Karger won a straw poll at a college campus recently in New Hampshire, beating former Massachusetts Gov. Mitt Romney. He attributed that to spending a week at a time in the Granite State repeatedly, meeting with voters. He said college students are typically more accepting of his sexuality and are able to get around it to talk about policy and other larger concerns.
Karger admits he’s taking a page out of Obama’s playbook by targeting youth voters, but believes Obama is “vulnerable” in 2012 despite a “bleak field” of GOP candidates emerging.
When students asked him about the size of government, Karger said some social programs will have to stay because some people just can’t take care of themselves. But he said the size of entitlements needs to be on the table.
Image has not been found. URL: http://images.americanindependent.com/Fred-Karger-frisbee-300x199.jpgPhoto by Tyler Kingkade/The Iowa Independent
“I’m not making any finite recommendations but … I’m not running from it,” Karger later told The Iowa Independent. “Because of health care [improvements], people are living far longer than they were when Medicare was passed, when Social Security was passed.”
Along with him, Karger brought frisbees that read “Fred Who?” to pass out. He said the frisbees are intentional because it’s part of his initiative to get people healthy. “It may not be throwing frisbess,” he admitted, but he wants to encourage people to take small steps like walking up stairs, going for short runs and making an effort to live healthy. That’s part of why health care costs are so high, he claimed.

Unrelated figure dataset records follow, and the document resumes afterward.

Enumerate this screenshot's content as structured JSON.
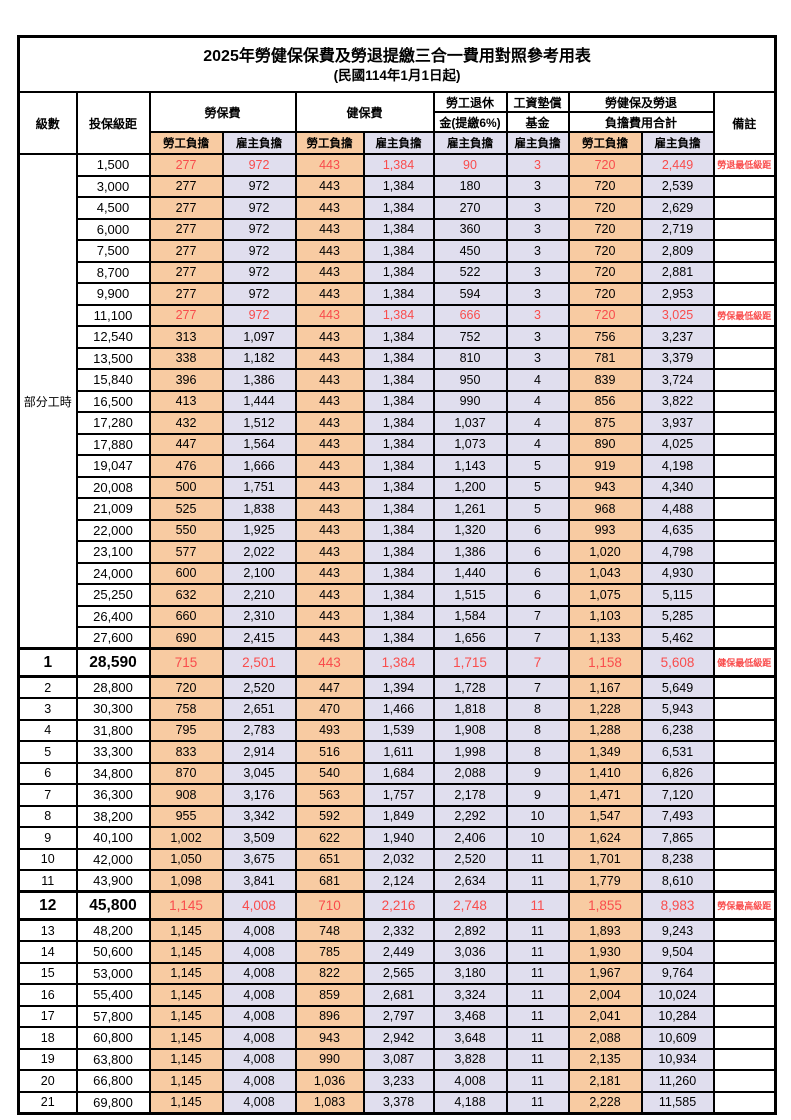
{
  "title": "2025年勞健保保費及勞退提繳三合一費用對照參考用表",
  "subtitle": "(民國114年1月1日起)",
  "header": {
    "level": "級數",
    "bracket": "投保級距",
    "labor_fee": "勞保費",
    "health_fee": "健保費",
    "pension_line1": "勞工退休",
    "pension_line2": "金(提繳6%)",
    "wage_fund_line1": "工資墊償",
    "wage_fund_line2": "基金",
    "total_line1": "勞健保及勞退",
    "total_line2": "負擔費用合計",
    "remark": "備註",
    "employee_share": "勞工負擔",
    "employer_share": "雇主負擔"
  },
  "part_time_label": "部分工時",
  "colors": {
    "employee_bg": "#F8CBA2",
    "employer_bg": "#E0DEEE",
    "highlight_text": "#F94C4C"
  },
  "rows": [
    {
      "level": "",
      "bracket": "1,500",
      "labor_emp": "277",
      "labor_er": "972",
      "health_emp": "443",
      "health_er": "1,384",
      "pension_er": "90",
      "wage_fund_er": "3",
      "total_emp": "720",
      "total_er": "2,449",
      "remark": "勞退最低級距",
      "highlight": true,
      "emphasis": false
    },
    {
      "level": "",
      "bracket": "3,000",
      "labor_emp": "277",
      "labor_er": "972",
      "health_emp": "443",
      "health_er": "1,384",
      "pension_er": "180",
      "wage_fund_er": "3",
      "total_emp": "720",
      "total_er": "2,539",
      "remark": "",
      "highlight": false,
      "emphasis": false
    },
    {
      "level": "",
      "bracket": "4,500",
      "labor_emp": "277",
      "labor_er": "972",
      "health_emp": "443",
      "health_er": "1,384",
      "pension_er": "270",
      "wage_fund_er": "3",
      "total_emp": "720",
      "total_er": "2,629",
      "remark": "",
      "highlight": false,
      "emphasis": false
    },
    {
      "level": "",
      "bracket": "6,000",
      "labor_emp": "277",
      "labor_er": "972",
      "health_emp": "443",
      "health_er": "1,384",
      "pension_er": "360",
      "wage_fund_er": "3",
      "total_emp": "720",
      "total_er": "2,719",
      "remark": "",
      "highlight": false,
      "emphasis": false
    },
    {
      "level": "",
      "bracket": "7,500",
      "labor_emp": "277",
      "labor_er": "972",
      "health_emp": "443",
      "health_er": "1,384",
      "pension_er": "450",
      "wage_fund_er": "3",
      "total_emp": "720",
      "total_er": "2,809",
      "remark": "",
      "highlight": false,
      "emphasis": false
    },
    {
      "level": "",
      "bracket": "8,700",
      "labor_emp": "277",
      "labor_er": "972",
      "health_emp": "443",
      "health_er": "1,384",
      "pension_er": "522",
      "wage_fund_er": "3",
      "total_emp": "720",
      "total_er": "2,881",
      "remark": "",
      "highlight": false,
      "emphasis": false
    },
    {
      "level": "",
      "bracket": "9,900",
      "labor_emp": "277",
      "labor_er": "972",
      "health_emp": "443",
      "health_er": "1,384",
      "pension_er": "594",
      "wage_fund_er": "3",
      "total_emp": "720",
      "total_er": "2,953",
      "remark": "",
      "highlight": false,
      "emphasis": false
    },
    {
      "level": "",
      "bracket": "11,100",
      "labor_emp": "277",
      "labor_er": "972",
      "health_emp": "443",
      "health_er": "1,384",
      "pension_er": "666",
      "wage_fund_er": "3",
      "total_emp": "720",
      "total_er": "3,025",
      "remark": "勞保最低級距",
      "highlight": true,
      "emphasis": false
    },
    {
      "level": "",
      "bracket": "12,540",
      "labor_emp": "313",
      "labor_er": "1,097",
      "health_emp": "443",
      "health_er": "1,384",
      "pension_er": "752",
      "wage_fund_er": "3",
      "total_emp": "756",
      "total_er": "3,237",
      "remark": "",
      "highlight": false,
      "emphasis": false
    },
    {
      "level": "",
      "bracket": "13,500",
      "labor_emp": "338",
      "labor_er": "1,182",
      "health_emp": "443",
      "health_er": "1,384",
      "pension_er": "810",
      "wage_fund_er": "3",
      "total_emp": "781",
      "total_er": "3,379",
      "remark": "",
      "highlight": false,
      "emphasis": false
    },
    {
      "level": "",
      "bracket": "15,840",
      "labor_emp": "396",
      "labor_er": "1,386",
      "health_emp": "443",
      "health_er": "1,384",
      "pension_er": "950",
      "wage_fund_er": "4",
      "total_emp": "839",
      "total_er": "3,724",
      "remark": "",
      "highlight": false,
      "emphasis": false
    },
    {
      "level": "",
      "bracket": "16,500",
      "labor_emp": "413",
      "labor_er": "1,444",
      "health_emp": "443",
      "health_er": "1,384",
      "pension_er": "990",
      "wage_fund_er": "4",
      "total_emp": "856",
      "total_er": "3,822",
      "remark": "",
      "highlight": false,
      "emphasis": false
    },
    {
      "level": "",
      "bracket": "17,280",
      "labor_emp": "432",
      "labor_er": "1,512",
      "health_emp": "443",
      "health_er": "1,384",
      "pension_er": "1,037",
      "wage_fund_er": "4",
      "total_emp": "875",
      "total_er": "3,937",
      "remark": "",
      "highlight": false,
      "emphasis": false
    },
    {
      "level": "",
      "bracket": "17,880",
      "labor_emp": "447",
      "labor_er": "1,564",
      "health_emp": "443",
      "health_er": "1,384",
      "pension_er": "1,073",
      "wage_fund_er": "4",
      "total_emp": "890",
      "total_er": "4,025",
      "remark": "",
      "highlight": false,
      "emphasis": false
    },
    {
      "level": "",
      "bracket": "19,047",
      "labor_emp": "476",
      "labor_er": "1,666",
      "health_emp": "443",
      "health_er": "1,384",
      "pension_er": "1,143",
      "wage_fund_er": "5",
      "total_emp": "919",
      "total_er": "4,198",
      "remark": "",
      "highlight": false,
      "emphasis": false
    },
    {
      "level": "",
      "bracket": "20,008",
      "labor_emp": "500",
      "labor_er": "1,751",
      "health_emp": "443",
      "health_er": "1,384",
      "pension_er": "1,200",
      "wage_fund_er": "5",
      "total_emp": "943",
      "total_er": "4,340",
      "remark": "",
      "highlight": false,
      "emphasis": false
    },
    {
      "level": "",
      "bracket": "21,009",
      "labor_emp": "525",
      "labor_er": "1,838",
      "health_emp": "443",
      "health_er": "1,384",
      "pension_er": "1,261",
      "wage_fund_er": "5",
      "total_emp": "968",
      "total_er": "4,488",
      "remark": "",
      "highlight": false,
      "emphasis": false
    },
    {
      "level": "",
      "bracket": "22,000",
      "labor_emp": "550",
      "labor_er": "1,925",
      "health_emp": "443",
      "health_er": "1,384",
      "pension_er": "1,320",
      "wage_fund_er": "6",
      "total_emp": "993",
      "total_er": "4,635",
      "remark": "",
      "highlight": false,
      "emphasis": false
    },
    {
      "level": "",
      "bracket": "23,100",
      "labor_emp": "577",
      "labor_er": "2,022",
      "health_emp": "443",
      "health_er": "1,384",
      "pension_er": "1,386",
      "wage_fund_er": "6",
      "total_emp": "1,020",
      "total_er": "4,798",
      "remark": "",
      "highlight": false,
      "emphasis": false
    },
    {
      "level": "",
      "bracket": "24,000",
      "labor_emp": "600",
      "labor_er": "2,100",
      "health_emp": "443",
      "health_er": "1,384",
      "pension_er": "1,440",
      "wage_fund_er": "6",
      "total_emp": "1,043",
      "total_er": "4,930",
      "remark": "",
      "highlight": false,
      "emphasis": false
    },
    {
      "level": "",
      "bracket": "25,250",
      "labor_emp": "632",
      "labor_er": "2,210",
      "health_emp": "443",
      "health_er": "1,384",
      "pension_er": "1,515",
      "wage_fund_er": "6",
      "total_emp": "1,075",
      "total_er": "5,115",
      "remark": "",
      "highlight": false,
      "emphasis": false
    },
    {
      "level": "",
      "bracket": "26,400",
      "labor_emp": "660",
      "labor_er": "2,310",
      "health_emp": "443",
      "health_er": "1,384",
      "pension_er": "1,584",
      "wage_fund_er": "7",
      "total_emp": "1,103",
      "total_er": "5,285",
      "remark": "",
      "highlight": false,
      "emphasis": false
    },
    {
      "level": "",
      "bracket": "27,600",
      "labor_emp": "690",
      "labor_er": "2,415",
      "health_emp": "443",
      "health_er": "1,384",
      "pension_er": "1,656",
      "wage_fund_er": "7",
      "total_emp": "1,133",
      "total_er": "5,462",
      "remark": "",
      "highlight": false,
      "emphasis": false
    },
    {
      "level": "1",
      "bracket": "28,590",
      "labor_emp": "715",
      "labor_er": "2,501",
      "health_emp": "443",
      "health_er": "1,384",
      "pension_er": "1,715",
      "wage_fund_er": "7",
      "total_emp": "1,158",
      "total_er": "5,608",
      "remark": "健保最低級距",
      "highlight": true,
      "emphasis": true
    },
    {
      "level": "2",
      "bracket": "28,800",
      "labor_emp": "720",
      "labor_er": "2,520",
      "health_emp": "447",
      "health_er": "1,394",
      "pension_er": "1,728",
      "wage_fund_er": "7",
      "total_emp": "1,167",
      "total_er": "5,649",
      "remark": "",
      "highlight": false,
      "emphasis": false
    },
    {
      "level": "3",
      "bracket": "30,300",
      "labor_emp": "758",
      "labor_er": "2,651",
      "health_emp": "470",
      "health_er": "1,466",
      "pension_er": "1,818",
      "wage_fund_er": "8",
      "total_emp": "1,228",
      "total_er": "5,943",
      "remark": "",
      "highlight": false,
      "emphasis": false
    },
    {
      "level": "4",
      "bracket": "31,800",
      "labor_emp": "795",
      "labor_er": "2,783",
      "health_emp": "493",
      "health_er": "1,539",
      "pension_er": "1,908",
      "wage_fund_er": "8",
      "total_emp": "1,288",
      "total_er": "6,238",
      "remark": "",
      "highlight": false,
      "emphasis": false
    },
    {
      "level": "5",
      "bracket": "33,300",
      "labor_emp": "833",
      "labor_er": "2,914",
      "health_emp": "516",
      "health_er": "1,611",
      "pension_er": "1,998",
      "wage_fund_er": "8",
      "total_emp": "1,349",
      "total_er": "6,531",
      "remark": "",
      "highlight": false,
      "emphasis": false
    },
    {
      "level": "6",
      "bracket": "34,800",
      "labor_emp": "870",
      "labor_er": "3,045",
      "health_emp": "540",
      "health_er": "1,684",
      "pension_er": "2,088",
      "wage_fund_er": "9",
      "total_emp": "1,410",
      "total_er": "6,826",
      "remark": "",
      "highlight": false,
      "emphasis": false
    },
    {
      "level": "7",
      "bracket": "36,300",
      "labor_emp": "908",
      "labor_er": "3,176",
      "health_emp": "563",
      "health_er": "1,757",
      "pension_er": "2,178",
      "wage_fund_er": "9",
      "total_emp": "1,471",
      "total_er": "7,120",
      "remark": "",
      "highlight": false,
      "emphasis": false
    },
    {
      "level": "8",
      "bracket": "38,200",
      "labor_emp": "955",
      "labor_er": "3,342",
      "health_emp": "592",
      "health_er": "1,849",
      "pension_er": "2,292",
      "wage_fund_er": "10",
      "total_emp": "1,547",
      "total_er": "7,493",
      "remark": "",
      "highlight": false,
      "emphasis": false
    },
    {
      "level": "9",
      "bracket": "40,100",
      "labor_emp": "1,002",
      "labor_er": "3,509",
      "health_emp": "622",
      "health_er": "1,940",
      "pension_er": "2,406",
      "wage_fund_er": "10",
      "total_emp": "1,624",
      "total_er": "7,865",
      "remark": "",
      "highlight": false,
      "emphasis": false
    },
    {
      "level": "10",
      "bracket": "42,000",
      "labor_emp": "1,050",
      "labor_er": "3,675",
      "health_emp": "651",
      "health_er": "2,032",
      "pension_er": "2,520",
      "wage_fund_er": "11",
      "total_emp": "1,701",
      "total_er": "8,238",
      "remark": "",
      "highlight": false,
      "emphasis": false
    },
    {
      "level": "11",
      "bracket": "43,900",
      "labor_emp": "1,098",
      "labor_er": "3,841",
      "health_emp": "681",
      "health_er": "2,124",
      "pension_er": "2,634",
      "wage_fund_er": "11",
      "total_emp": "1,779",
      "total_er": "8,610",
      "remark": "",
      "highlight": false,
      "emphasis": false
    },
    {
      "level": "12",
      "bracket": "45,800",
      "labor_emp": "1,145",
      "labor_er": "4,008",
      "health_emp": "710",
      "health_er": "2,216",
      "pension_er": "2,748",
      "wage_fund_er": "11",
      "total_emp": "1,855",
      "total_er": "8,983",
      "remark": "勞保最高級距",
      "highlight": true,
      "emphasis": true
    },
    {
      "level": "13",
      "bracket": "48,200",
      "labor_emp": "1,145",
      "labor_er": "4,008",
      "health_emp": "748",
      "health_er": "2,332",
      "pension_er": "2,892",
      "wage_fund_er": "11",
      "total_emp": "1,893",
      "total_er": "9,243",
      "remark": "",
      "highlight": false,
      "emphasis": false
    },
    {
      "level": "14",
      "bracket": "50,600",
      "labor_emp": "1,145",
      "labor_er": "4,008",
      "health_emp": "785",
      "health_er": "2,449",
      "pension_er": "3,036",
      "wage_fund_er": "11",
      "total_emp": "1,930",
      "total_er": "9,504",
      "remark": "",
      "highlight": false,
      "emphasis": false
    },
    {
      "level": "15",
      "bracket": "53,000",
      "labor_emp": "1,145",
      "labor_er": "4,008",
      "health_emp": "822",
      "health_er": "2,565",
      "pension_er": "3,180",
      "wage_fund_er": "11",
      "total_emp": "1,967",
      "total_er": "9,764",
      "remark": "",
      "highlight": false,
      "emphasis": false
    },
    {
      "level": "16",
      "bracket": "55,400",
      "labor_emp": "1,145",
      "labor_er": "4,008",
      "health_emp": "859",
      "health_er": "2,681",
      "pension_er": "3,324",
      "wage_fund_er": "11",
      "total_emp": "2,004",
      "total_er": "10,024",
      "remark": "",
      "highlight": false,
      "emphasis": false
    },
    {
      "level": "17",
      "bracket": "57,800",
      "labor_emp": "1,145",
      "labor_er": "4,008",
      "health_emp": "896",
      "health_er": "2,797",
      "pension_er": "3,468",
      "wage_fund_er": "11",
      "total_emp": "2,041",
      "total_er": "10,284",
      "remark": "",
      "highlight": false,
      "emphasis": false
    },
    {
      "level": "18",
      "bracket": "60,800",
      "labor_emp": "1,145",
      "labor_er": "4,008",
      "health_emp": "943",
      "health_er": "2,942",
      "pension_er": "3,648",
      "wage_fund_er": "11",
      "total_emp": "2,088",
      "total_er": "10,609",
      "remark": "",
      "highlight": false,
      "emphasis": false
    },
    {
      "level": "19",
      "bracket": "63,800",
      "labor_emp": "1,145",
      "labor_er": "4,008",
      "health_emp": "990",
      "health_er": "3,087",
      "pension_er": "3,828",
      "wage_fund_er": "11",
      "total_emp": "2,135",
      "total_er": "10,934",
      "remark": "",
      "highlight": false,
      "emphasis": false
    },
    {
      "level": "20",
      "bracket": "66,800",
      "labor_emp": "1,145",
      "labor_er": "4,008",
      "health_emp": "1,036",
      "health_er": "3,233",
      "pension_er": "4,008",
      "wage_fund_er": "11",
      "total_emp": "2,181",
      "total_er": "11,260",
      "remark": "",
      "highlight": false,
      "emphasis": false
    },
    {
      "level": "21",
      "bracket": "69,800",
      "labor_emp": "1,145",
      "labor_er": "4,008",
      "health_emp": "1,083",
      "health_er": "3,378",
      "pension_er": "4,188",
      "wage_fund_er": "11",
      "total_emp": "2,228",
      "total_er": "11,585",
      "remark": "",
      "highlight": false,
      "emphasis": false
    }
  ]
}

Karger said part of his campaign will be focused on listening to ideas from potential voters rather than simply throwing out his policy ideas right away. But he will focus on fiscal issues over social issues, such as gay rights or a woman’s right to choose.
“I want to bring back that entrepreneurial spirit and get people to stop relying on government,” Karger said.
He also declared he would not accept any matching dollars from the federal government for his campaign. He said there has been too much money being raised.
Raising nearly hundreds of millions of dollars just before entering the White House, as Obama did, makes health care reform packages and stimulus programs with price tags near $1 billion seem like no big deal, Karger asserted.